Now a category 3 hurricane, Hurricane Laura is anticipated to make landfall overnight as a category 4 storm.
“We need everyone in southwest Louisiana paying very, very close attention to this storm and heeding the warnings that have been going out for a number of hours now,” Louisiana Gov. John Bel Edwards said today (Aug. 26) in a press conference. “You’re going to hear ranges of storm surge that we haven’t heard in Louisiana since Hurricane Audrey in 1957.”
Edwards said busses have been shuttling residents under evacuation orders to shelters, but at some point this afternoon it will be unsafe to do so.
Officials with the National Weather Service in Slidell warned this morning that “unsurvivable storm surge” with destructive waves will cause catastrophic damage from Sea Rim State Park, Texas, to Intracoastal City, Louisiana, including Calcasieu and Sabine Lakes. They said surge could penetrate up to 30 miles inland from the immediate coastline.
“Only a few hours remain to protect life and property and all actions should be rushed to competition,” the update states.
Hurricane force winds are expected tonight in portions of the hurricane warning area from San Luis Pass, Texas, to west of Morgan City, Louisiana, with catastrophic wind damage expected where Laura’s eyewall makes landfall. Officials said hurricane-force winds and widespread damaging wind gusts will spread well inland across portions of eastern Texas and western Louisiana early Thursday (Aug. 27).

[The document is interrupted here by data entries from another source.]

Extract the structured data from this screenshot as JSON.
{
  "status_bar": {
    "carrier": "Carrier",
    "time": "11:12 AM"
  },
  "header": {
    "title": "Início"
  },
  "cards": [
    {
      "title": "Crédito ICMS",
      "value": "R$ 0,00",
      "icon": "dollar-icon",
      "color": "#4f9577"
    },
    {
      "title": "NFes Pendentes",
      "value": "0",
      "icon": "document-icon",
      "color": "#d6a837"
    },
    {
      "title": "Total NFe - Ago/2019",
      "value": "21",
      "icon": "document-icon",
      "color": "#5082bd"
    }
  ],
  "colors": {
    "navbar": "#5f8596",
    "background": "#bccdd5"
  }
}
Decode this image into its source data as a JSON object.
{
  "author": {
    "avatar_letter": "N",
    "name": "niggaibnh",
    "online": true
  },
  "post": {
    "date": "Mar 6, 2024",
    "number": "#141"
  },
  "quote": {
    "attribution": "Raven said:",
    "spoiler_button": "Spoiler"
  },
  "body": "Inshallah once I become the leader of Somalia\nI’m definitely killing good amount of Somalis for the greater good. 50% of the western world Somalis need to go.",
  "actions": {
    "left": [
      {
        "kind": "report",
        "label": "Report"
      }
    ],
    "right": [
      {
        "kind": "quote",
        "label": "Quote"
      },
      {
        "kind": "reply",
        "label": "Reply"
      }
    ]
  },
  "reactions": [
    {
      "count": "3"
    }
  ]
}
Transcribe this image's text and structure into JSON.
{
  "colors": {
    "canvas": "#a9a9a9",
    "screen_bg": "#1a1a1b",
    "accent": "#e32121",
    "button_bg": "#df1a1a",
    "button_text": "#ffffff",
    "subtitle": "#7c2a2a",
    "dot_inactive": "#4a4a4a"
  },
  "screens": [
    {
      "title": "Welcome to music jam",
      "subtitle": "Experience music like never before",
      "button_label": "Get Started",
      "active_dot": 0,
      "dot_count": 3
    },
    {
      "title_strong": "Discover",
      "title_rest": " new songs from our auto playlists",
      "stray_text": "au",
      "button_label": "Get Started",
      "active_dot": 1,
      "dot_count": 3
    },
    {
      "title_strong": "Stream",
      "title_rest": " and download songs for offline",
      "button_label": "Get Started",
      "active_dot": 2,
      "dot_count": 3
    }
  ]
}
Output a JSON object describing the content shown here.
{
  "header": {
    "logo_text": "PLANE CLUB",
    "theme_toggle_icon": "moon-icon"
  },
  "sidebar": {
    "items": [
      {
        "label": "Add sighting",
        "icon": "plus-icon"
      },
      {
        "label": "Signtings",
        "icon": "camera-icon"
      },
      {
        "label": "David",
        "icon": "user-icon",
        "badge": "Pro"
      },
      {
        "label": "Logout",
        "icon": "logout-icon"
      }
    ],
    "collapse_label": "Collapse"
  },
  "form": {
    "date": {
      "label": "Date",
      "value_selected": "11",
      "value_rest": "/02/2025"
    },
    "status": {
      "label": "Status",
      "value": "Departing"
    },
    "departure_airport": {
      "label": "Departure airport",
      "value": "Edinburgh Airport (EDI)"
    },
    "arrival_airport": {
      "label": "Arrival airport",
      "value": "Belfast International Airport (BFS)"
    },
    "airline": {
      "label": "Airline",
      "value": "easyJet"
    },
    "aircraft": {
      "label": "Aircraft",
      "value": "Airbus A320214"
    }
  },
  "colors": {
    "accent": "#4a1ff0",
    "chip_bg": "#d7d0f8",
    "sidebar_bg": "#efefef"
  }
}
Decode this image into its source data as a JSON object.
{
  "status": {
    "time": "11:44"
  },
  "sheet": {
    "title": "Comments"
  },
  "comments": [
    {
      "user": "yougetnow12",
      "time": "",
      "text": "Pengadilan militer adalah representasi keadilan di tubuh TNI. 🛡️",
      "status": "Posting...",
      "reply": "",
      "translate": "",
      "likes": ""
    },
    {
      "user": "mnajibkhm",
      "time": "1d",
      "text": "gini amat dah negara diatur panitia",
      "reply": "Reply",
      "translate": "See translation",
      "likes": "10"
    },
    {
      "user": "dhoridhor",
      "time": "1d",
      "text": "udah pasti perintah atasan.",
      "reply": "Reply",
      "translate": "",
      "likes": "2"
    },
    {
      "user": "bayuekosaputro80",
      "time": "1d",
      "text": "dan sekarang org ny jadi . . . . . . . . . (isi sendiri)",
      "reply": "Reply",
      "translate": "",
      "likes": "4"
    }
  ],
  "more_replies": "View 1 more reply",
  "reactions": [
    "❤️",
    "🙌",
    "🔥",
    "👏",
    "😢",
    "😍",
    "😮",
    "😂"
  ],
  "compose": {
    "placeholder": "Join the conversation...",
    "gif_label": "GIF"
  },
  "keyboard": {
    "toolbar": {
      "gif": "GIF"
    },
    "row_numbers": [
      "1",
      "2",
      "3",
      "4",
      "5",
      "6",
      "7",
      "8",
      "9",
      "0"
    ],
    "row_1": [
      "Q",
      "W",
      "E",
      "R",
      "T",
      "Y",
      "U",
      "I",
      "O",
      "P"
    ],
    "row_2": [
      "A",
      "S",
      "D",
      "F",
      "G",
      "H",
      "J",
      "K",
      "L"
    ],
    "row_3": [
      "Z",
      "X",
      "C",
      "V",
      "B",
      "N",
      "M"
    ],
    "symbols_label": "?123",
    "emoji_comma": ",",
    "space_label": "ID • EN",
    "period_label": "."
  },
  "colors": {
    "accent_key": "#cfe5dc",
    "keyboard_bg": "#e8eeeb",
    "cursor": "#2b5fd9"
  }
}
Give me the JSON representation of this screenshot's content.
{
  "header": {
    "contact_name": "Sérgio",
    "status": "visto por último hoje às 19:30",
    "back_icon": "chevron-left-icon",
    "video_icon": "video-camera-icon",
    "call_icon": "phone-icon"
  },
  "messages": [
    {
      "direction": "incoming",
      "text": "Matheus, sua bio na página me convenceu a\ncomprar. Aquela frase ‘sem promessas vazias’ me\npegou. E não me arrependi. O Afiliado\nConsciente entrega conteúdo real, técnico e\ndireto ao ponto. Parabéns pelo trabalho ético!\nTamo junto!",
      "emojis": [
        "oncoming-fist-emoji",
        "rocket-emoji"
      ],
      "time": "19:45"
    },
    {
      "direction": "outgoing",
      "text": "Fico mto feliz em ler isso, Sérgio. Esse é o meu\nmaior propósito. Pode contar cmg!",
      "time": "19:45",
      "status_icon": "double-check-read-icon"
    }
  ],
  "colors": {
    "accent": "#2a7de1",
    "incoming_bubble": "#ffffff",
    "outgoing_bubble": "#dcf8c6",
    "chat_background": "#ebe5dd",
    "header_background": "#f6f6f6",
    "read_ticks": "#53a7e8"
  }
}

Widespread flash flooding along small streams, urban areas and roadways is expected to begin this afternoon into Thursday from far eastern Texas, across Louisiana and Arkansas. The heavy rainfall threat and localized flash flooding potential will spread northeastward into the middle-Mississippi, lower Ohio and Tennessee Valleys Friday night (Aug. 28) and Saturday (Aug. 29).